Why it matters: There's growing unease around the AI boom, and it's showing up in the stock market, investor surveys and among regular Americans.
Driving the news: A record share of investors — 35% — say companies are spending too much on AI, per a new Bank of America global fund manager survey out Tuesday.
- Meanwhile, 54% of Americans surveyed over the past week think that companies are investing too much in AI, per YouGov/The Economist. A majority also don't trust AI and believe it will eliminate jobs.

The big picture: AI spending had been the backbone of the tech-led bull market.

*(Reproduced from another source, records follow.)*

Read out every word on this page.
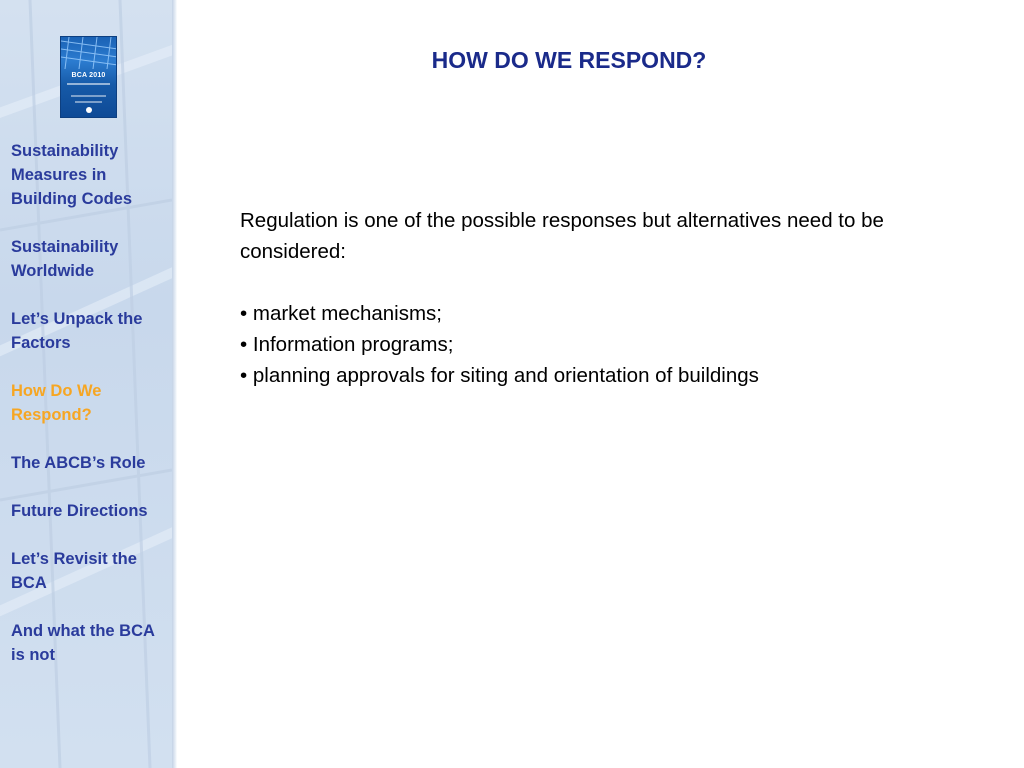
BCA 2010
Sustainability Measures in Building Codes
Sustainability Worldwide
Let’s Unpack the Factors
How Do We Respond?
The ABCB’s Role
Future Directions
Let’s Revisit the BCA
And what the BCA is not
HOW DO WE RESPOND?

Regulation is one of the possible responses but alternatives need to be considered:

• market mechanisms;

• Information programs;

• planning approvals for siting and orientation of buildings
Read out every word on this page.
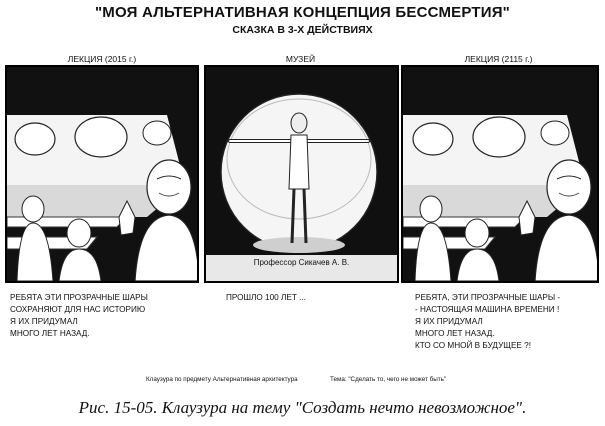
"МОЯ АЛЬТЕРНАТИВНАЯ КОНЦЕПЦИЯ БЕССМЕРТИЯ"
СКАЗКА В 3-Х ДЕЙСТВИЯХ
ЛЕКЦИЯ (2015 г.)	МУЗЕЙ	ЛЕКЦИЯ (2115 г.)
Профессор Сикачев А. В.
РЕБЯТА ЭТИ ПРОЗРАЧНЫЕ ШАРЫ
СОХРАНЯЮТ ДЛЯ НАС ИСТОРИЮ
Я ИХ ПРИДУМАЛ
МНОГО ЛЕТ НАЗАД.
ПРОШЛО 100 ЛЕТ ...	РЕБЯТА, ЭТИ ПРОЗРАЧНЫЕ ШАРЫ -
- НАСТОЯЩАЯ МАШИНА ВРЕМЕНИ !
Я ИХ ПРИДУМАЛ
МНОГО ЛЕТ НАЗАД.
КТО СО МНОЙ В БУДУЩЕЕ ?!
Клаузура по предмету Альтернативная архитектура	Тема: "Сделать то, чего не может быть"
Рис. 15-05. Клаузура на тему "Создать нечто невозможное".
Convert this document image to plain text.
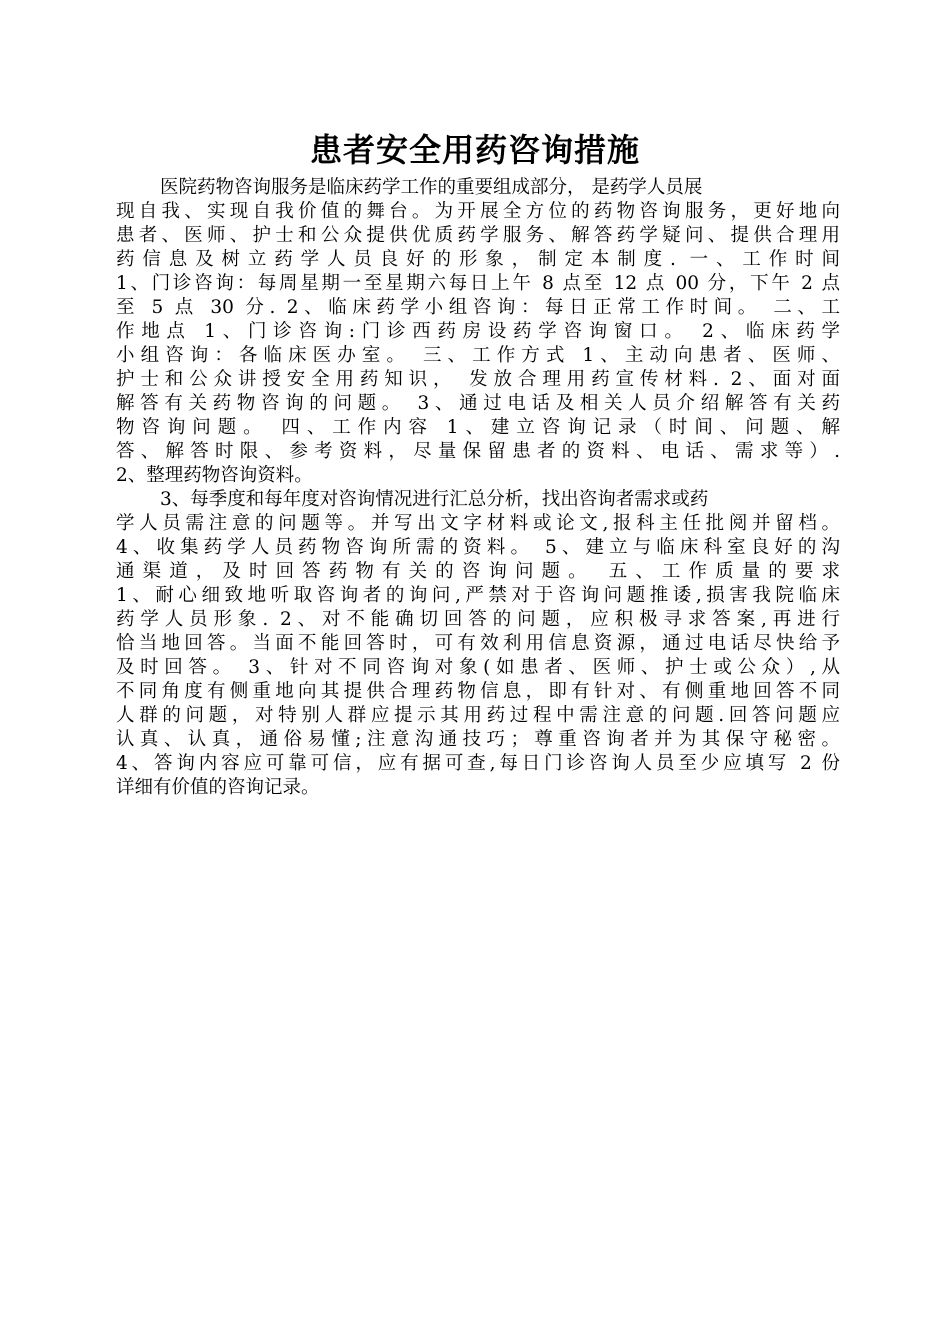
患者安全用药咨询措施
医院药物咨询服务是临床药学工作的重要组成部分， 是药学人员展
现自我、实现自我价值的舞台。为开展全方位的药物咨询服务，更好地向
患者、医师、护士和公众提供优质药学服务、解答药学疑问、提供合理用
药信息及树立药学人员良好的形象，制定本制度. 一、工作时间
1、门诊咨询：每周星期一至星期六每日上午 8 点至 12 点 00 分，下午 2 点
至 5 点 30 分. 2、临床药学小组咨询：每日正常工作时间。 二、工
作地点 1、门诊咨询:门诊西药房设药学咨询窗口。 2、临床药学
小组咨询：各临床医办室。 三、工作方式 1、主动向患者、医师、
护士和公众讲授安全用药知识， 发放合理用药宣传材料. 2、面对面
解答有关药物咨询的问题。 3、通过电话及相关人员介绍解答有关药
物咨询问题。 四、工作内容 1、建立咨询记录（时间、问题、解
答、解答时限、参考资料，尽量保留患者的资料、电话、需求等）.
2、整理药物咨询资料。
3、每季度和每年度对咨询情况进行汇总分析，找出咨询者需求或药
学人员需注意的问题等。并写出文字材料或论文,报科主任批阅并留档。
4、收集药学人员药物咨询所需的资料。 5、建立与临床科室良好的沟
通渠道，及时回答药物有关的咨询问题。 五、工作质量的要求
1、耐心细致地听取咨询者的询问,严禁对于咨询问题推诿,损害我院临床
药学人员形象. 2、对不能确切回答的问题，应积极寻求答案,再进行
恰当地回答。当面不能回答时，可有效利用信息资源，通过电话尽快给予
及时回答。 3、针对不同咨询对象(如患者、医师、护士或公众）,从
不同角度有侧重地向其提供合理药物信息，即有针对、有侧重地回答不同
人群的问题，对特别人群应提示其用药过程中需注意的问题.回答问题应
认真、认真，通俗易懂;注意沟通技巧；尊重咨询者并为其保守秘密。
4、答询内容应可靠可信，应有据可查,每日门诊咨询人员至少应填写 2 份
详细有价值的咨询记录。
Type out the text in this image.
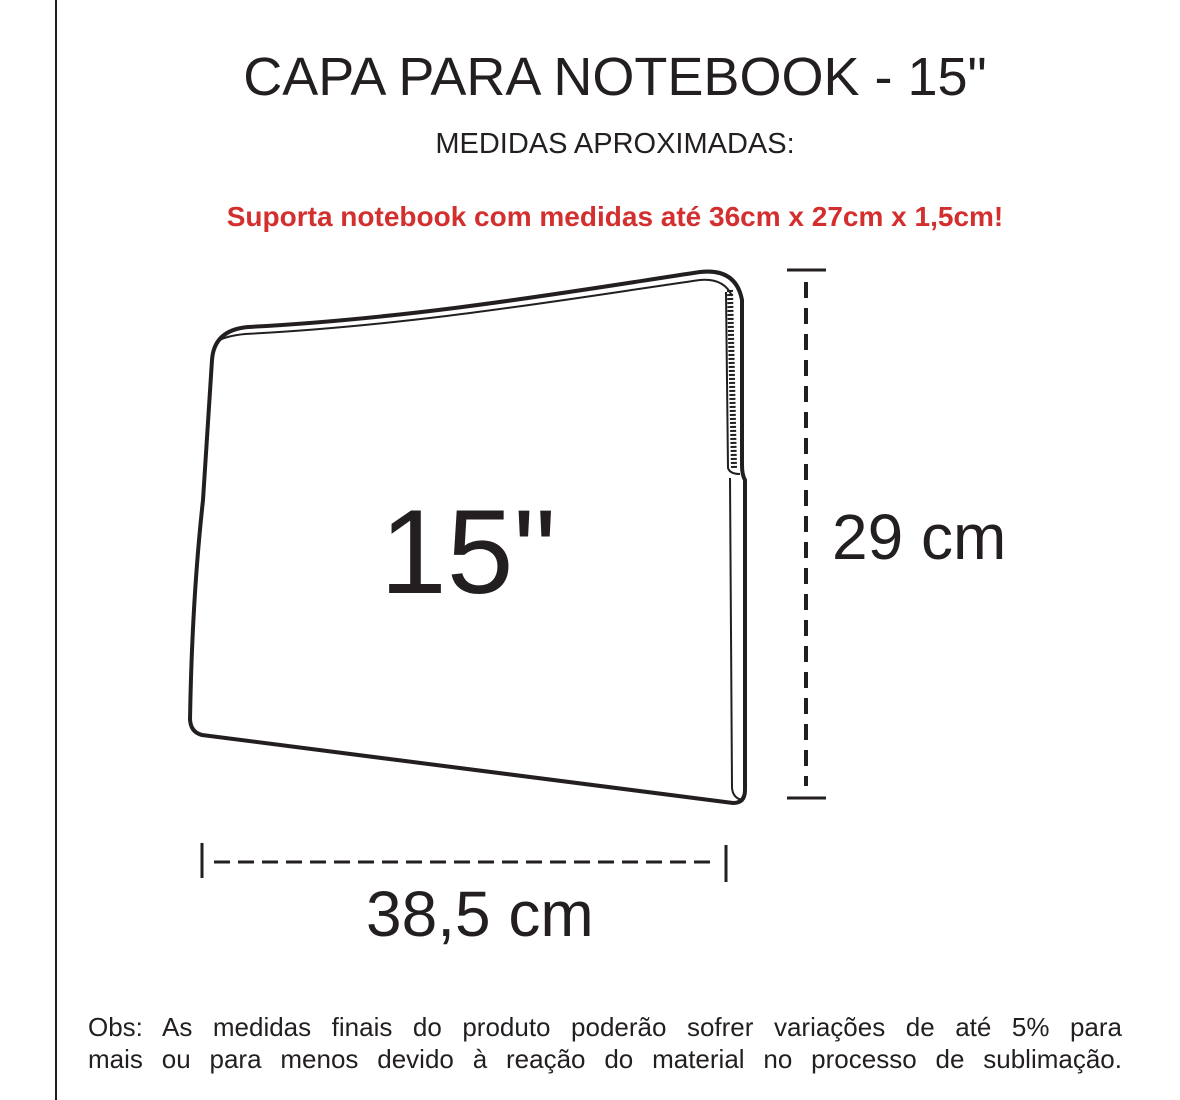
CAPA PARA NOTEBOOK - 15"
MEDIDAS APROXIMADAS:
Suporta notebook com medidas até 36cm x 27cm x 1,5cm!
15"	29 cm
38,5 cm
Obs: As medidas finais do produto poderão sofrer variações de até 5% para
mais ou para menos devido à reação do material no processo de sublimação.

- Typically, when a U.S. tech firm announced an increase in AI-related spending, its stock price went up, says Elyas Galou, a senior global investment strategist at Bank of America.
- Now, these announcements are leading stock prices down. "From headwind to tailwind," he says.
How it works: In its earnings report in early February, Amazon said it plans to spend $200 billion on capital expenditures this year, up 60% from 2025.
- Since then, its stock price has fallen nearly 16%.
- Meanwhile, Microsoft's stock is down nearly 9% since its earnings report in late January, outlining $37.5 billion in capital expenditures in its most recent quarter, an increase of 65% from the previous year.
- At the same time, AI fear has swept through a handful of industries, most dramatically in software.
Between the lines: All the spending on AI infrastructure means less money for stock buybacks, Galou notes.
- And buybacks have effectively driven the stock market higher since the financial crisis, he says.
Where it stands: Meta, Amazon, Microsoft and other hyperscalers are still spending record amounts on AI.
- This week, Morgan Stanley raised its forecast of hyperscaler capex in 2026 to $740 billion, up from $570 billion just a couple months ago.
- Why? "Demand for compute continues to exceed supply by a wide margin," equity analysts at the bank wrote in a weekend note.
- In other words, these tech companies need more processing power and energy to train and run AI models.
What to watch: "We think the next leg will certainly be one of the big AI hyperscalers announcing a capex cut."